Lo hanno trovato poche ore fa, in un appartamento di Villa Rosa di Martinsicuro, località balneare in provincia di Teramo, dove si è dato la morte impiccandosi.

Questo almeno è ciò che si apprende dall'Ansa che riporta anche le prime indiscrezioni degli investigatori secondo cui l'uomo sarebbe stata "una persona che dava fastidio alla vittima". È stato un vero e proprio agguato oggi pomeriggio intorno alle 16 nei confronti di Ester Pasqualoni, oncologa di 53 anni nata a Roseto degli Abruzzi (Teramo) uccisa a coltellata da uno sconosciuto quando stava tornando a casa dopo aver finito il turno di lavoro. I Carabinieri del reparto operativo di Teramo coordinati dal comandante Roberto Petroli, sono impegnati nei rilievi e nella ricerca di un'auto che alcuni testimoni avrebbero visto allontanarsi. LEGGI ANCHE: Oncologa sgozzata vicino all'ospedaleCOLLEGA: MORTA TRA LE MIE BRACCIA "È morta tra le mie braccia".

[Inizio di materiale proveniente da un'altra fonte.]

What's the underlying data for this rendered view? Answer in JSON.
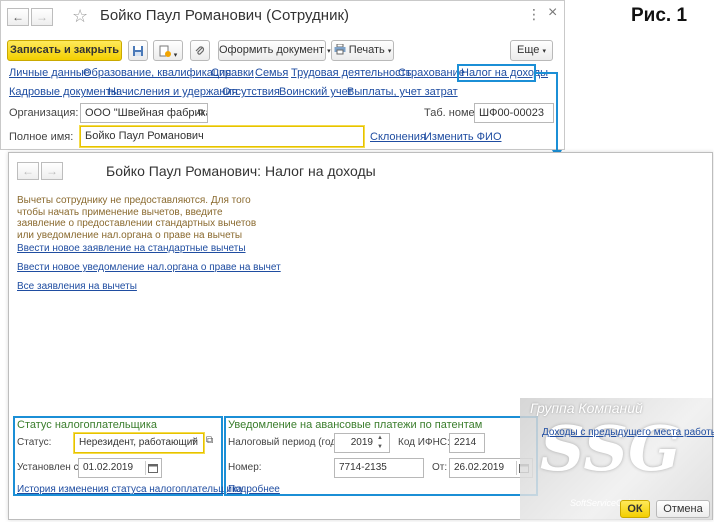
{
  "main_window": {
    "title": "Бойко Паул Романович (Сотрудник)",
    "more_icon": "⋮",
    "close_icon": "×",
    "toolbar": {
      "save_close": "Записать и закрыть",
      "create_document": "Оформить документ",
      "print": "Печать",
      "more": "Еще"
    },
    "nav_row1": [
      "Личные данные",
      "Образование, квалификация",
      "Справки",
      "Семья",
      "Трудовая деятельность",
      "Страхование",
      "Налог на доходы"
    ],
    "nav_row2": [
      "Кадровые документы",
      "Начисления и удержания",
      "Отсутствия",
      "Воинский учет",
      "Выплаты, учет затрат"
    ],
    "org_label": "Организация:",
    "org_value": "ООО \"Швейная фабрика\"",
    "tab_num_label": "Таб. номер:",
    "tab_num_value": "ШФ00-00023",
    "full_name_label": "Полное имя:",
    "full_name_value": "Бойко Паул Романович",
    "declensions": "Склонения",
    "change_name": "Изменить ФИО"
  },
  "annotation": {
    "figure_label": "Рис. 1",
    "highlight_color": "#1b8fd6"
  },
  "sub_window": {
    "title": "Бойко Паул Романович: Налог на доходы",
    "info_text": "Вычеты сотруднику не предоставляются. Для того чтобы начать применение вычетов, введите заявление о предоставлении стандартных вычетов или уведомление нал.органа о праве на вычеты",
    "links": [
      "Ввести новое заявление на стандартные вычеты",
      "Ввести новое уведомление нал.органа о праве на вычет",
      "Все заявления на вычеты"
    ],
    "status_group": {
      "title": "Статус налогоплательщика",
      "status_label": "Статус:",
      "status_value": "Нерезидент, работающий",
      "set_from_label": "Установлен с:",
      "set_from_value": "01.02.2019",
      "history_link": "История изменения статуса налогоплательщика"
    },
    "notice_group": {
      "title": "Уведомление на авансовые платежи по патентам",
      "period_label": "Налоговый период (год):",
      "period_value": "2019",
      "ifns_label": "Код ИФНС:",
      "ifns_value": "2214",
      "number_label": "Номер:",
      "number_value": "7714-2135",
      "from_label": "От:",
      "from_value": "26.02.2019",
      "more_link": "Подробнее"
    },
    "prev_income_link": "Доходы с предыдущего места работы",
    "ok": "ОК",
    "cancel": "Отмена"
  },
  "watermark": {
    "company": "Группа Компаний",
    "logo": "SSG",
    "site": "SoftServiceGold"
  }
}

Caterina Longo, una cara amica della vittima, ha dichiarato che Ester aveva presentato varie denunce ai carabinieri a carico di un individuo che la perseguitava da molto tempo, la spiava e la seguiva in ogni suo movimento.

Ero in servizio mi hanno avvisato e sono corso. "Ma era chiaro che non c'era più nulla da fare", racconta Casaccia ai cronisti. Abbiamo coperto il cadavere. "Perché, chi, chi può volere del male a Ester?", si chiede il soccorritore.

Sembra che si tratti dell'epilogo di un episodio di stalking. Non era un suo ex, non avevano niente a che fare, era solo ossessionato da lei.

Lascia due figli non ancora maggiorenni.